4. Il résulte de ce qui précède, sans qu’il soit besoin de statuer sur les autres moyens de la requête, que M. B est fondée à demander l’annulation de la décision du 20 août 2025 par laquelle la directrice territoriale de l’OFII de Malakoff lui a refusé le bénéfice des conditions matérielles d’accueil.
Sur les conclusions à fin d’injonction :
5. L’exécution du présent jugement implique nécessairement, eu égard à ses motifs, par application des dispositions législatives précitées, qu’il soit enjoint à l’Office français de l’immigration et de l’intégration d’accorder à Mme B le bénéfice des conditions matérielles d’accueil à compter du 20 août 2025. Il y a lieu, par suite, d’enjoindre à l’Office français de l’immigration et de l’intégration de prendre une décision en ce sens dans le délai de quinze jours à compter de la notification du présent jugement.
D É C I D E :
Article 1er : La décision du 20 août 2025 par laquelle l’Office français de l’immigration et de l’intégration (OFII) a refusé à Mme B le bénéfice des conditions matérielles d’accueil est annulée.
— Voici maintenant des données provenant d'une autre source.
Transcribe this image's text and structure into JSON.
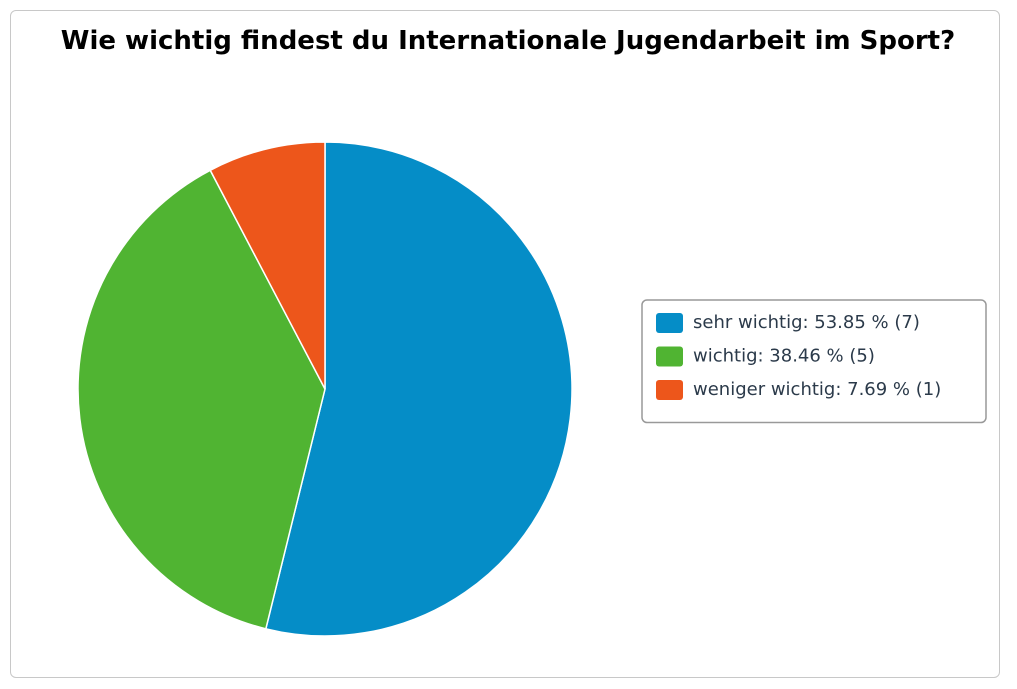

Article 2 : Il est enjoint à l’Office français de l’immigration et de l’intégration d’accorder à Mme B le bénéfice des conditions matérielles d’accueil à compter du 20 août 2025, dans un délai de quinze jours à compter de la notification du présent jugement.
Article 3 : Le présent jugement sera notifié à Mme A B et à l’Office français de l’immigration et de l’intégration.
Rendu public par mise à disposition du greffe le 11 septembre 2025.
La magistrate désignée,
signé
C. Cordary Le greffier,
signé
M. C La République mande et ordonne au ministre d’Etat, ministre de l’intérieur en ce qui le concerne ou à tous commissaires de justice à ce requis en ce qui concerne les voies de droit commun, contre les parties privées, de pourvoir à l’exécution de la présente décision.